When I finally reach them, I say, "Sir/Madam, I'm also a writer."

They churn out inspirational stock phrases, as if they'd attended seminars on how to encourage new writers.

"Good for you, keep it up. Now let me sign the next book for the fellow behind you."

In one workshop, I was advised to wake up at dawn and start writing because that's what bestselling Mr Daybreak did. In another one, we learnt that Ms Opulent woke up in the middle of the night and wrote horizontally, lying in bed.

Intrigued, I asked the instructor, "Does she lie on her back or her stomach?"

"On her back," came the reply.

Think about this position and do it once in the middle of the night. I did that for a week until my wife threatened to leave me if I continued. So far, I've read whatever these instructors have told me to read, and have written whatever exercises they have given me to write. I'm glad nobody has asked me yet to stand on my head, to let the blood flow to my brain as I'm writing. I'd be prepared to have a go, but it would be difficult.

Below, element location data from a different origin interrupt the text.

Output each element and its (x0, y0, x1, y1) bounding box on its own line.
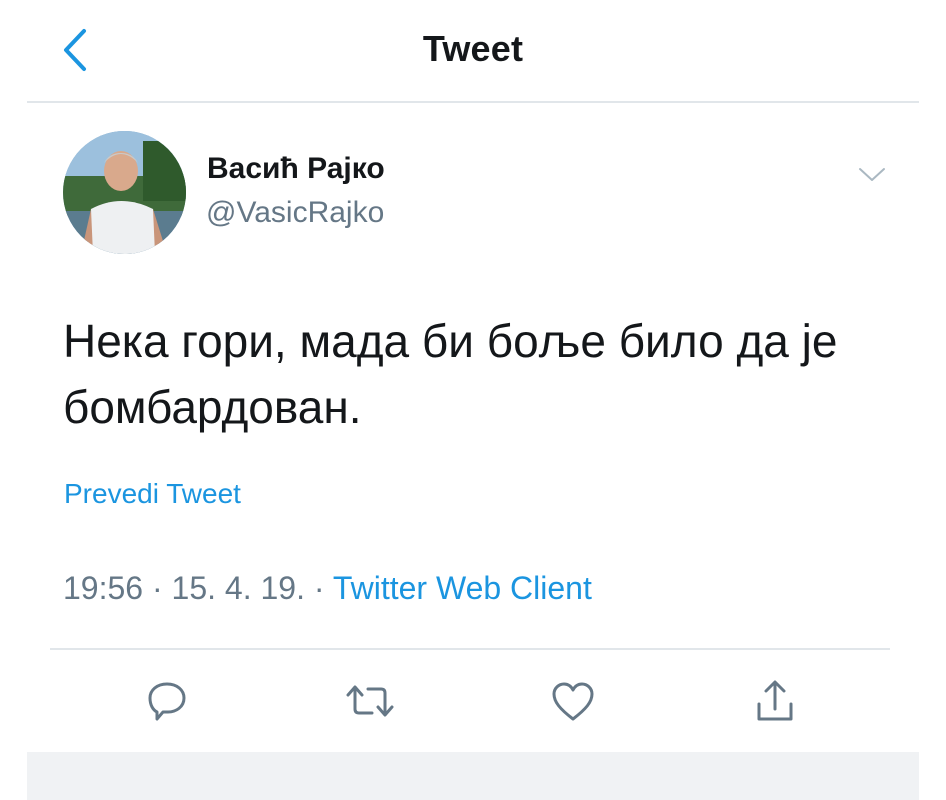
more-options-button[interactable] (852, 160, 892, 190)
like-icon (552, 682, 594, 721)
meta-separator: · (151, 570, 163, 606)
tweet-date: 15. 4. 19. (171, 570, 305, 606)
tweet-source-link[interactable]: Twitter Web Client (333, 570, 592, 606)
author-handle[interactable]: @VasicRajko (206, 196, 384, 230)
translate-link[interactable]: Prevedi Tweet (64, 478, 241, 510)
page-title: Tweet (422, 28, 524, 69)
reply-button[interactable] (139, 673, 195, 729)
like-button[interactable] (545, 673, 601, 729)
share-icon (757, 680, 793, 721)
tweet-text-line: Нека гори, мада би боље било да је (63, 315, 838, 367)
reply-icon (148, 682, 186, 721)
header: Tweet (0, 0, 946, 103)
meta-separator: · (313, 570, 325, 606)
header-divider (27, 101, 919, 103)
tweet-text-line: бомбардован. (63, 381, 362, 433)
avatar-image (63, 131, 186, 254)
retweet-button[interactable] (342, 673, 398, 729)
tweet-meta: 19:56 · 15. 4. 19. · Twitter Web Client (63, 570, 592, 607)
tweet-time: 19:56 (63, 570, 144, 606)
retweet-icon (346, 685, 394, 717)
avatar[interactable] (63, 131, 186, 254)
footer-strip (27, 752, 919, 800)
chevron-down-icon (859, 168, 885, 181)
actions-divider (50, 648, 890, 650)
share-button[interactable] (747, 673, 803, 729)
tweet-text: Нека гори, мада би боље било да је бомба… (63, 308, 903, 440)
author-name[interactable]: Васић Рајко (207, 152, 385, 186)
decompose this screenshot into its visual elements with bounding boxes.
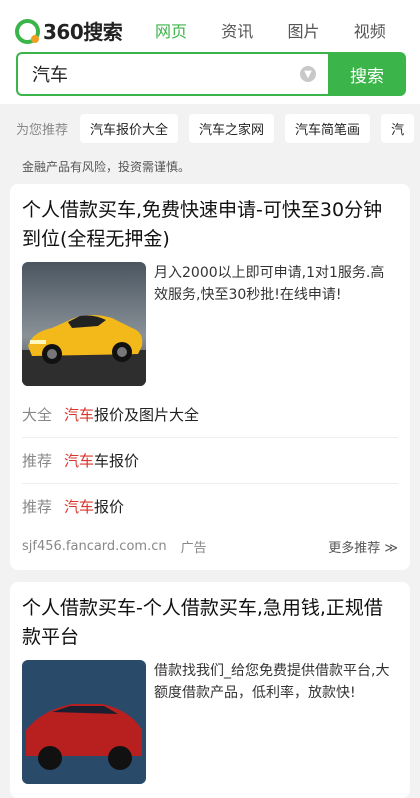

I keep telling people I've written a novel and ask them to read it. So far I've asked more than a thousand people. Here are just a few:

  • The taxi driver who forgot to switch on his meter and charged me four times over the actual fare.

  • A friend I ran into, thirty-three years after we'd left Kabul following the Russian invasion of our country. He doesn't speak a word of English, but that was no matter. I wanted to show him our friendship was so important that I would share my novel with him.

  • A beautiful Thai masseuse who was greatly impressed by my work without having read a word of it, but then encouraged me to drop it completely to write an erotic novel based on her life.

  • My doctor who presumably thinks there's nothing wrong with my prostate, but believes I have a serious brain problem. She was so honest that she told me to lose weight by exercising, instead of continuing to write.

The list is endless. Sometimes, I even think of giving money to people to read my novel. "Hey, please read this and here's fifty dollars." The only thing preventing me from taking this route is that I'm not sure these people would really read anything at all. They might simply take the money and run. Otherwise, I'd be a bestselling novelist, after putting my house on the market to pay for all those readers.